An electoral reform sight?


Democrats are determined to change the Senate rules to push through ambitious reforms to the electoral system, arguing that the impact of Donald Trump’s lies on the 2020 vote requires extraordinary measures.

In fiery speeches and interviews, President Joe Biden and Democratic legislative leaders affirm that a year after the January 6 takeover of Congress, it is imperative to pass a series of reforms. Senate Republicans have time and again blocked those initiatives, which they describe as an effort by Democrats “to accumulate more power.” They warn that the consequences of such changes could be dire for Democrats when Republicans are in the majority in Congress.

“Even the largest majorities eventually end up being a minority,” said Republican Senator John Thune.

Trump’s false claims that his election was stolen not only fueled the insurrection of the early past, according to Democrats, but also launched a Republican campaign to pass state laws that make voting more difficult and, in some cases, easier. the political manipulation of the elections.

The Democratic proposals represent the largest electoral reform in a generation. They would remove numerous obstacles designed to ensure clean elections, reduce the influence of money, and limit the manipulation of legislative districts. Uniform electoral rules would be set for the entire country that would override the measures passed by Republicans at the state level. The authority to oversee legislation in states with a history of discrimination would also be returned to the Department of Justice.

Many Democrats believe that it is time to act decisively in what they see as a great battle for civil rights. Changing Senate laws in early 2022 is perhaps the last chance for Democrats to counter Republican-pushed measures in several states ahead of year-end midterm elections, in which Republicans could regain control of the two legislative chambers.

“If Republicans continue to manipulate House rules to prevent us from protecting our democracy, then the Senate must debate and consider changes to those rules,” Senate Majority Leader Chuck Schumer said on Friday.

It’s unclear what Democrats can do without the support of the elusive Sen. Joe Manchin. Democrats and Republicans are tied in the Senate, with 50 seats each, and Democrats can carry out their projects with the decisive vote of Vice President Kamala Harris. As long as Manchin votes with them. The West Virginia senator, however, is sometimes reluctant to do so.

For now, he has not made any commitment. On several occasions he has said that he is not in favor of reducing the votes needed to circumvent the “filibuster” from 60 to 50, as they say to obstructionist maneuvers.

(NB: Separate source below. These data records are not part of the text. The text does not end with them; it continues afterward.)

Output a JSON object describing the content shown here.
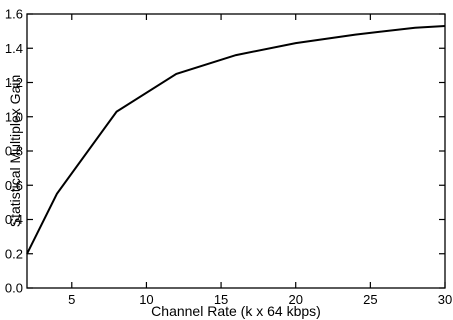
{
  "chart_data": {
    "type": "line",
    "title": "",
    "xlabel": "Channel Rate (k x 64 kbps)",
    "ylabel": "Statistical Multiplex Gain",
    "xlim": [
      2,
      30
    ],
    "ylim": [
      0.0,
      1.6
    ],
    "xticks": [
      5,
      10,
      15,
      20,
      25,
      30
    ],
    "xtick_labels": [
      "5",
      "10",
      "15",
      "20",
      "25",
      "30"
    ],
    "yticks": [
      0.0,
      0.2,
      0.4,
      0.6,
      0.8,
      1.0,
      1.2,
      1.4,
      1.6
    ],
    "ytick_labels": [
      "0.0",
      "0.2",
      "0.4",
      "0.6",
      "0.8",
      "1.0",
      "1.2",
      "1.4",
      "1.6"
    ],
    "grid": false,
    "line_color": "#000000",
    "series": [
      {
        "x": [
          2,
          4,
          8,
          12,
          16,
          20,
          24,
          28,
          30
        ],
        "y": [
          0.2,
          0.55,
          1.03,
          1.25,
          1.36,
          1.43,
          1.48,
          1.52,
          1.53
        ]
      }
    ]
  }
}
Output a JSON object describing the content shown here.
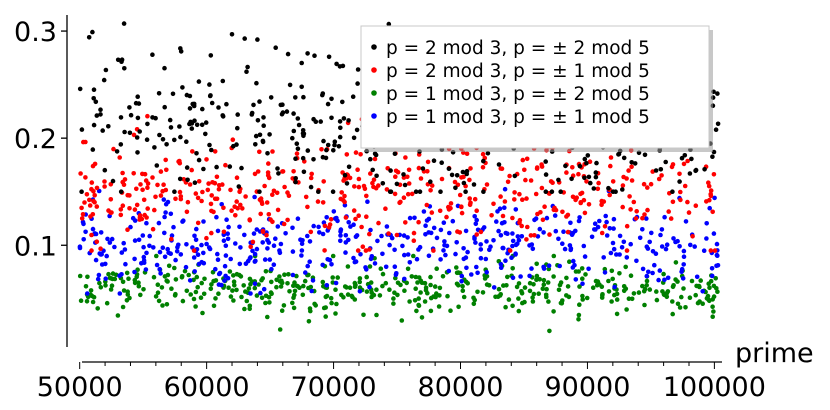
{
  "chart_data": {
    "type": "scatter",
    "title": "",
    "xlabel": "prime",
    "ylabel": "",
    "xlim": [
      49000,
      100600
    ],
    "ylim": [
      0.005,
      0.315
    ],
    "x_ticks": [
      50000,
      60000,
      70000,
      80000,
      90000,
      100000
    ],
    "x_tick_labels": [
      "50000",
      "60000",
      "70000",
      "80000",
      "90000",
      "100000"
    ],
    "y_ticks": [
      0.1,
      0.2,
      0.3
    ],
    "y_tick_labels": [
      "0.1",
      "0.2",
      "0.3"
    ],
    "grid": false,
    "legend_position": "top-right",
    "series": [
      {
        "name": "p = 2 mod 3, p = ± 2 mod 5",
        "color": "#000000",
        "band": {
          "center": 0.215,
          "spread": 0.035,
          "min": 0.15,
          "max": 0.31
        },
        "count": 480,
        "points": [
          {
            "x": 51000,
            "y": 0.299
          },
          {
            "x": 53500,
            "y": 0.307
          },
          {
            "x": 58000,
            "y": 0.281
          },
          {
            "x": 62000,
            "y": 0.297
          },
          {
            "x": 63000,
            "y": 0.293
          },
          {
            "x": 64000,
            "y": 0.292
          },
          {
            "x": 68500,
            "y": 0.277
          },
          {
            "x": 70500,
            "y": 0.267
          },
          {
            "x": 73500,
            "y": 0.295
          },
          {
            "x": 76500,
            "y": 0.287
          }
        ]
      },
      {
        "name": "p = 2 mod 3, p = ± 1 mod 5",
        "color": "#ff0000",
        "band": {
          "center": 0.15,
          "spread": 0.025,
          "min": 0.095,
          "max": 0.225
        },
        "count": 480,
        "points": []
      },
      {
        "name": "p = 1 mod 3, p = ± 2 mod 5",
        "color": "#008000",
        "band": {
          "center": 0.06,
          "spread": 0.012,
          "min": 0.02,
          "max": 0.09
        },
        "count": 480,
        "points": [
          {
            "x": 87000,
            "y": 0.02
          }
        ]
      },
      {
        "name": "p = 1 mod 3, p = ± 1 mod 5",
        "color": "#0000ff",
        "band": {
          "center": 0.1,
          "spread": 0.02,
          "min": 0.055,
          "max": 0.155
        },
        "count": 480,
        "points": []
      }
    ]
  }
}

Another Democratic senator, Kyrsten Sinema, is also opposed to doing so.

Until that resource is eliminated, Democrats will find it almost impossible to carry out their projects.

Schumer scheduled a series of polls for next week, coinciding with Martin Luther King Jr.Day, in an effort to expose Republican opposition to initiatives they say are very popular.

Manchin, however, said last week that “I am not going to say ‘yes’ or ‘no’ because I don’t know which proposals will be put to the vote.” He stressed that in the past he supported some changes to the electoral regulations.

Republicans claim that invoking the January 6 insurrection is insulting. They point out that the electoral laws were enacted before the uprising and include measures sponsored by liberal sectors that do nothing to combat the vulnerabilities exposed by Trump’s efforts to ignore the outcome of the elections.

“It is in very bad taste that some of our colleagues want to invoke the January 6 anniversary to achieve their goals,” said Senate Republican Bloc Leader Mitch McConnell. “The fact that violent criminals have violated the laws does not give the Democratic senators a free stone to violate the laws of the Senate.”

Renewed efforts to reform electoral laws come at a time when the government’s agenda is bogged down in Congress, where Manchin’s opposition put a stop to large social and environmental projects, which have been indefinitely postponed.

Civil rights activists are frustrated and say they have missed several months. They see the measures promoted by the Republicans as subtle ways to restrict the vote, discouraging the participation of black voters, a traditional Democratic stronghold.